#### Answer

The solutions are $\dfrac{-9- \sqrt{201}}{6}$ and $\dfrac{-9+ \sqrt{201}}{6}$.

#### Work Step by Step

Multiply the LCD $(x-2)(x+3)$ to both sides of the equation to get rid of the denominators:
\begin{array}{ccc}
&(x-2)(x+3)\left[\dfrac{2x}{x-2}+\dfrac{x}{x+3}\right] &= &-\dfrac{5}{x+3} \cdot (x-2)(x+3)
\\&(x-2)(x+3) \cdot \dfrac{2x}{x-2}+(x-2)(x+3) \cdot \dfrac{x}{x+3} &= &-\dfrac{5}{x+3} \cdot (x-2)(x+3)
\end{array}
Cancel simplify by cancelling common factors to obtain:
\begin{array}{ccc}
\require{cancel}
\\&\cancel{(x-2)}(x+3) \cdot \dfrac{2x}{\cancel{x-2}}+(x-2)\cancel{(x+3)} \cdot \dfrac{x}{\cancel{x+3}} &= &-\dfrac{5}{\cancel{x+3}} \cdot (x-2)\cancel{(x+3)}
\\&(x+3)(2x)+(x-2)(x) &= &-5(x-2)
\\&2x(x) + 2x(3) + x(x)-x(2) &= &-5(x) -(-5)(2)
\\&2x^2+6x+x^2-2x &= &-5x+10
\\&3x^2+4x &= &-5x+10
\end{array}
Put all terms on the left side.
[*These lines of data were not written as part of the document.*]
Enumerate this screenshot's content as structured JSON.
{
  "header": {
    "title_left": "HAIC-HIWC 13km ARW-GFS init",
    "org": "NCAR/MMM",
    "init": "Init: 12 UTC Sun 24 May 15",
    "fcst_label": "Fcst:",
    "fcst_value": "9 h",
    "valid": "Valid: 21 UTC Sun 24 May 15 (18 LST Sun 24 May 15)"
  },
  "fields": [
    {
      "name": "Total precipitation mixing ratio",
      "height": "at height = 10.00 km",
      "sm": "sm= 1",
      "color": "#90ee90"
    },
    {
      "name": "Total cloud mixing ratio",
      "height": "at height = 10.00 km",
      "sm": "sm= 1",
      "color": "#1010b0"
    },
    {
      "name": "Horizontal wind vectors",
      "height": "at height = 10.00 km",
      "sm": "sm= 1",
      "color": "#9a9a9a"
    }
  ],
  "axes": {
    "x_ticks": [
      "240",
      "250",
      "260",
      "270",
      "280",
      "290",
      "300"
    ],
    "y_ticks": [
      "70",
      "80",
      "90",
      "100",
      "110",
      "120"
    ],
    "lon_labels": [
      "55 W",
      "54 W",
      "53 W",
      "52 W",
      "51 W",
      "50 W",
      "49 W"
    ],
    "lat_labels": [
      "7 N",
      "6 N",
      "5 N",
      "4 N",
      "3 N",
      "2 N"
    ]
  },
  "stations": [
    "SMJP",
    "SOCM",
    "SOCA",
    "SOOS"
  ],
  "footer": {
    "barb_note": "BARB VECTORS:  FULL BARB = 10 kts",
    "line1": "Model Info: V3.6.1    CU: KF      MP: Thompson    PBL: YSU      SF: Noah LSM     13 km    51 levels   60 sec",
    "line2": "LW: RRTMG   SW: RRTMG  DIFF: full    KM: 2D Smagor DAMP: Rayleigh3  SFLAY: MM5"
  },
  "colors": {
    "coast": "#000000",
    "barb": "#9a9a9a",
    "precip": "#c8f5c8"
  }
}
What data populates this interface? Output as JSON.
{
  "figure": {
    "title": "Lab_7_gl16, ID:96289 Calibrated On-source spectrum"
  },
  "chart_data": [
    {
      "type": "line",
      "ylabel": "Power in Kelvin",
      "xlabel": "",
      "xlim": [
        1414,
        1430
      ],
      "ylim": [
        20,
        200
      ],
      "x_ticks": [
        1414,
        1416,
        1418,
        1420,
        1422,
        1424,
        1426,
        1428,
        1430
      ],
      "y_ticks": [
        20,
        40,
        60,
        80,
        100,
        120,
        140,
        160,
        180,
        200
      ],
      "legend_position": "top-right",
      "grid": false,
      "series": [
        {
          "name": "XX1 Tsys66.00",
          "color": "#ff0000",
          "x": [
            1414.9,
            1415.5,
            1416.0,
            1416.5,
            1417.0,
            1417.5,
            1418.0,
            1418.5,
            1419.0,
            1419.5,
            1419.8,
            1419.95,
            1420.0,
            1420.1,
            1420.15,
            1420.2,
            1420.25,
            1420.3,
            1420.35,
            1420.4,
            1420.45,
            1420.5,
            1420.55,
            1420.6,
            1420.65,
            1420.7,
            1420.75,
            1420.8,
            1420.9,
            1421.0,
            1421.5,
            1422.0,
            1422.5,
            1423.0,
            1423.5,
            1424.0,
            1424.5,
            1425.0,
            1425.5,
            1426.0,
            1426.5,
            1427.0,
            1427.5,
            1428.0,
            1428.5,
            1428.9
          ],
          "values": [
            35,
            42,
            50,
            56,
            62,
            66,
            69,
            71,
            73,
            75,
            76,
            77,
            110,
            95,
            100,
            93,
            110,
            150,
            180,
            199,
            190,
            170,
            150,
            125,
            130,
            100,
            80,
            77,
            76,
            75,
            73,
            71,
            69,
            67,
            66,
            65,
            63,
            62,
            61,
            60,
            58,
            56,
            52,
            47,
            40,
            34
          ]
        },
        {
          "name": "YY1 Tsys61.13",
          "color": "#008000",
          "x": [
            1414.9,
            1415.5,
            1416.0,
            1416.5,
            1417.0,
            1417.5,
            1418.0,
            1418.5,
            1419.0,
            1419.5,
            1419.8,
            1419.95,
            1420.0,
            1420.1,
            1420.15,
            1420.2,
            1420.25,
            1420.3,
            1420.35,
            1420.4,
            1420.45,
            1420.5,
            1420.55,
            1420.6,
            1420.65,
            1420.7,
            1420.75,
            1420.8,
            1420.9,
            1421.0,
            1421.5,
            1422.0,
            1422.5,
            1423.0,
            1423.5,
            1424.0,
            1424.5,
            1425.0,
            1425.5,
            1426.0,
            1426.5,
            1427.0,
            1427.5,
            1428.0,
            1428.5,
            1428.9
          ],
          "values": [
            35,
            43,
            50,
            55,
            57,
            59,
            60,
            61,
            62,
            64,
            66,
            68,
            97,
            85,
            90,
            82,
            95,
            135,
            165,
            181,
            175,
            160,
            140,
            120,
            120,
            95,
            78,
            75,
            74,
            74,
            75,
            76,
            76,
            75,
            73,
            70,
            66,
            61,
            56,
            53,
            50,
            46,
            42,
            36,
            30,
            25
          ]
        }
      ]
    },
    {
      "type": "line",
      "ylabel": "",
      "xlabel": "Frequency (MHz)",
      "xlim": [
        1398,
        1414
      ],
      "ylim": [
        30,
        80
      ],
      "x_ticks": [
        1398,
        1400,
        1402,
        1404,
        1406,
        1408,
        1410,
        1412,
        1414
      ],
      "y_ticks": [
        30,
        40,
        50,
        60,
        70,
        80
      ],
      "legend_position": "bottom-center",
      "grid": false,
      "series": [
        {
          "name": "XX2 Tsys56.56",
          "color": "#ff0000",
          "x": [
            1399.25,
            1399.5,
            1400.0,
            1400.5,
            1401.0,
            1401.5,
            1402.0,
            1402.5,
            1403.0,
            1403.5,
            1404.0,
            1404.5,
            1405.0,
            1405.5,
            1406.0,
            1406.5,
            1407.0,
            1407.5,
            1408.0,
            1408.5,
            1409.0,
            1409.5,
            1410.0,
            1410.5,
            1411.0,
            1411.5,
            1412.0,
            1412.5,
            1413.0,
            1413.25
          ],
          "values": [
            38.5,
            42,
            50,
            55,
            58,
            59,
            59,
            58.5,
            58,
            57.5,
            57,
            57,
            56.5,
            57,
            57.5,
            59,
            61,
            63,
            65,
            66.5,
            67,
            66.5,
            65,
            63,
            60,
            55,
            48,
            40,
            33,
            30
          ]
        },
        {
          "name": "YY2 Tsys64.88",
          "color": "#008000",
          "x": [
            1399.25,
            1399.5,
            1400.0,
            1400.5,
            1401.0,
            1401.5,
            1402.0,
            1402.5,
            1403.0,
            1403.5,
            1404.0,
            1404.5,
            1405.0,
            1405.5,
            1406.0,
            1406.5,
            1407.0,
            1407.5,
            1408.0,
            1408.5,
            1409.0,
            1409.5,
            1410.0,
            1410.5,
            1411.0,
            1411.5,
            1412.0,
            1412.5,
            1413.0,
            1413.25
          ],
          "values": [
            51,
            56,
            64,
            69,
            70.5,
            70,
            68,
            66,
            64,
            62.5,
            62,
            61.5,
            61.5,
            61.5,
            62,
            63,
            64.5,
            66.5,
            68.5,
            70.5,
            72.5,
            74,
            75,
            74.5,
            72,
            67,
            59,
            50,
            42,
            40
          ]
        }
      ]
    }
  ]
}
Note that when a term is transferred to the other side of an equation, it changes it sign to its opposite.
\begin{array}{ccc}
\\&3x^2+4x &= &-5x+10
\\&3x^2+4x+5x-10 &= &0
\\&3x^2+9x-10 &= &0
\end{array}
The trinomial cannot be factored.
Solve the equation using the quadratic formula with $a=3, b=9, c=-10$ to obtain:
$x=\dfrac{-9\pm \sqrt{9^2-4(3)(-10)}}{2(3)}
\\x=\dfrac{-9\pm\sqrt{81+120}}{6}
\\x=\dfrac{-9\pm \sqrt{201}}{6}$
Therefore, the solutions are $\dfrac{-9- \sqrt{201}}{6}$ and $\dfrac{-9+ \sqrt{201}}{6}$.